UN Security Council Agrees to Choke off Islamic State Finances

  • Resolution calls nations to monitor and control flow of money
  • Russian support was critical to adoption of binding measures

United Nations Security Council finance ministers adopted a plan to throttle the financial network of Islamic State terror groups and sever their revenue from the sale of oil, antiquities and extortion.

U.S. Treasury Secretary Jacob Lew chaired the first-ever Security Council meeting of finance ministers to vote for a resolution co-authored by the U.S. and Russia. The binding measures include provisions such as travel bans, asset freezes and arms embargo for companies, entities and individuals shown to be helping fund the extremist organization.

The resolution elevates Islamic State to the same level as al-Qaeda, the terrorist group behind Sept. 11 attacks on New York and the Pentagon. The extremist group controls swathes of Syria including oil and gas fields, and parts of Iraq, including Mosul, its third-largest city. A UN report estimated that Islamic State was earning as much as $1.7 million a day from crude sales.

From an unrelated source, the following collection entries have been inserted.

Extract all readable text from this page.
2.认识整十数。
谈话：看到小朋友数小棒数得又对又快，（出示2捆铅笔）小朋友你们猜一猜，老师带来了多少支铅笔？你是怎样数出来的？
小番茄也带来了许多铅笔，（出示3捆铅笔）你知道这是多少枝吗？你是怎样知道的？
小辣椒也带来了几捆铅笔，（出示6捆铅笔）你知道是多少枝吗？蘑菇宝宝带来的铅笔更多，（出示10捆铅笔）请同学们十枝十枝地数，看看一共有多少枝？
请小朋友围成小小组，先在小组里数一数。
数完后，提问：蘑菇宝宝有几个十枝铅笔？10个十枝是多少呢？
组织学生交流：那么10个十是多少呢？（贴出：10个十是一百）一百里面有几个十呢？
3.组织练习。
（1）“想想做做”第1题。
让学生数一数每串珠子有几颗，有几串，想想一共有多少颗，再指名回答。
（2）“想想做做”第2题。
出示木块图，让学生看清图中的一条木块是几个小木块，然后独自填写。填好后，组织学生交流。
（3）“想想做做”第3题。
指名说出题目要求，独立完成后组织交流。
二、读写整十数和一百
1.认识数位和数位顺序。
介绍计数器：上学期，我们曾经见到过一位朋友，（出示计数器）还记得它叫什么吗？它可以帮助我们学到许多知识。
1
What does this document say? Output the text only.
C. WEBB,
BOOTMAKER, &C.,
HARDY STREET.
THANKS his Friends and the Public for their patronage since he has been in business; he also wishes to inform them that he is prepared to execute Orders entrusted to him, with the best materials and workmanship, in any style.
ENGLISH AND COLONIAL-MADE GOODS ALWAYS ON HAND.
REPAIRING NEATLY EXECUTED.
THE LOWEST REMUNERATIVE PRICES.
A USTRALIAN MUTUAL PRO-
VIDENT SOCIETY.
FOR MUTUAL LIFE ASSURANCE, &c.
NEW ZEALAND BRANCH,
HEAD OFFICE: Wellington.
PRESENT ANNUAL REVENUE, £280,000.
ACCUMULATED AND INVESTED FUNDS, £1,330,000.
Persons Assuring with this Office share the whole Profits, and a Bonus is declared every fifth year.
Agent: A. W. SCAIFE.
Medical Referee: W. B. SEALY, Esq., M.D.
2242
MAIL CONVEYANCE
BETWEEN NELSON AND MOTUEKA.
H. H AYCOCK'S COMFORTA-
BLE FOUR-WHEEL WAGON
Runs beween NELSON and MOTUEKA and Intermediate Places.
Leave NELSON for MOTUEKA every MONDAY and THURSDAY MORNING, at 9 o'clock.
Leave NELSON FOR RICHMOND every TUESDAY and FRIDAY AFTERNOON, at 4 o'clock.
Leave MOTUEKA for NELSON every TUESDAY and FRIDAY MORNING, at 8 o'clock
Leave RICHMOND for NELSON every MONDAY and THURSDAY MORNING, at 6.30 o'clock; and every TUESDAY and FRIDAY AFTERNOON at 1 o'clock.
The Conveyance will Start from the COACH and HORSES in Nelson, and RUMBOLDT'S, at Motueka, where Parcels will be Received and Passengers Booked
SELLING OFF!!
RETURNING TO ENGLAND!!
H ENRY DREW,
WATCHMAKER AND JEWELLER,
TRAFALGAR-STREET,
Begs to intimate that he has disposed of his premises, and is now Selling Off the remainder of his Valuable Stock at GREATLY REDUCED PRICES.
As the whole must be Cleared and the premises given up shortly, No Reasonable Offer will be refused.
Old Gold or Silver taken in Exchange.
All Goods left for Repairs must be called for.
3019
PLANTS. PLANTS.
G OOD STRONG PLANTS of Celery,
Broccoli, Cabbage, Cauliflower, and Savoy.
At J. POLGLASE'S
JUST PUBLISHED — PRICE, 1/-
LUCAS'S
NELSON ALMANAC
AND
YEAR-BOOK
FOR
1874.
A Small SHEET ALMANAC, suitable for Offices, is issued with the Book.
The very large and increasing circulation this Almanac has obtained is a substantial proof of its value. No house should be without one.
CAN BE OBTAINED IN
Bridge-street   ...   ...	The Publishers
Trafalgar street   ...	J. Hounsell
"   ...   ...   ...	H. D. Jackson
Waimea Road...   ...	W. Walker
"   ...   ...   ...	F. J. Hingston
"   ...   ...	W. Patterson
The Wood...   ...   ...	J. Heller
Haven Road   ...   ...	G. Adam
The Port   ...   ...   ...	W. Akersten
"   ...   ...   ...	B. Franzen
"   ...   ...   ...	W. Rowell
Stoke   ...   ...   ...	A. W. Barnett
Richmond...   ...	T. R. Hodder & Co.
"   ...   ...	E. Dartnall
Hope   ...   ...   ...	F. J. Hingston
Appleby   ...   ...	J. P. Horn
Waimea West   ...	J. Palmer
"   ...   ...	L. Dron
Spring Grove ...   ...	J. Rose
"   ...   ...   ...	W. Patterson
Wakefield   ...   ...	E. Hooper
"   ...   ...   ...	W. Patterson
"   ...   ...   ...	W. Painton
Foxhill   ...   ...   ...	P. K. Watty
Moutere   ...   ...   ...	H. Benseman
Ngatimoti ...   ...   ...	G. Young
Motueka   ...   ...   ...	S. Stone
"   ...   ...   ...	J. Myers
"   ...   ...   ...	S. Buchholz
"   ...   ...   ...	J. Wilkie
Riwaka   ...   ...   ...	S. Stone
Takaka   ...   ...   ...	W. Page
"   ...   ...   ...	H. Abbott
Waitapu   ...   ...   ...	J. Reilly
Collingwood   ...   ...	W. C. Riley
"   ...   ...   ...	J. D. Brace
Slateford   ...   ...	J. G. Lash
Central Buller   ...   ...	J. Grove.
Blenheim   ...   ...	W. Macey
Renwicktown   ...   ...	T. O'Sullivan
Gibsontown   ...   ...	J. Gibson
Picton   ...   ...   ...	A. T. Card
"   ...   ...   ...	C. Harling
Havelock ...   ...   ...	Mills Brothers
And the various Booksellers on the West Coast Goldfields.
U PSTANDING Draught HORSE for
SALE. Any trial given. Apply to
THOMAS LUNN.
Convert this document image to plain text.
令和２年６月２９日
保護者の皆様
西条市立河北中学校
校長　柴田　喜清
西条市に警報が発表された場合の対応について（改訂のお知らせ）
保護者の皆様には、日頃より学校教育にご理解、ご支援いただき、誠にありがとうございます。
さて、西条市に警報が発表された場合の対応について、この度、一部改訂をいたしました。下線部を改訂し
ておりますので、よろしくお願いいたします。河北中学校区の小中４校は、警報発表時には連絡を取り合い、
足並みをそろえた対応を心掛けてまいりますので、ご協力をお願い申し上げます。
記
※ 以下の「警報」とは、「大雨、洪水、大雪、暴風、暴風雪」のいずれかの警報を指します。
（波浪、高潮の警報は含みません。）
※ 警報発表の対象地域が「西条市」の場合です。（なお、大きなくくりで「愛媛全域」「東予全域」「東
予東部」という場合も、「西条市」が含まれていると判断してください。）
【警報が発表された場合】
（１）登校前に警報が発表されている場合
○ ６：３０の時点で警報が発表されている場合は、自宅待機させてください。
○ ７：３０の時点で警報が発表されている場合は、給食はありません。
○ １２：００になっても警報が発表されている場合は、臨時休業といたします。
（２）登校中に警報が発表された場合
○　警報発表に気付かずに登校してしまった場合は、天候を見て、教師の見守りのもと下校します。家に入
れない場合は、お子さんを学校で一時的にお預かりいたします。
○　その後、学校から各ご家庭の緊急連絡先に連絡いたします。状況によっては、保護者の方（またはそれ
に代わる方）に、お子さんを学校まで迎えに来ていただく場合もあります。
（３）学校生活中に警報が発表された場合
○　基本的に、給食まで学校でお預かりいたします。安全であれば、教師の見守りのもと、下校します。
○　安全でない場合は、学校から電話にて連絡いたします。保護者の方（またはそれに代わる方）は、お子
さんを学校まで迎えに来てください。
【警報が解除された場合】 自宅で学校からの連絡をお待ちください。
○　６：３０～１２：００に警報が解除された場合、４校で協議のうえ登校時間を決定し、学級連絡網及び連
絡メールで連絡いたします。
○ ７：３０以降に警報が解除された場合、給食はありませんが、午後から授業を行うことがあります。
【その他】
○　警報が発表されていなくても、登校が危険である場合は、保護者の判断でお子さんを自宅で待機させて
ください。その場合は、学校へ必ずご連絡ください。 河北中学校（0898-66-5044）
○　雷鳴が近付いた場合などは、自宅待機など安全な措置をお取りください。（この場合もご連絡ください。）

“The most important aspect of this resolution is that Russia is behind it,” said Richard Gowan, New York-based fellow at the European Council on Foreign Relations. “Russia has been broadly negative about sanctions over the last year, because the West is targeting it economically over Ukraine.”

The resolution requires all countries to monitor and control the flow of money to individuals and groups "liable to commit terrorist acts.” It also urges all nations to share information about terror groups and calls for a report within 120 days on what every country is doing to tackle financing of Islamic State.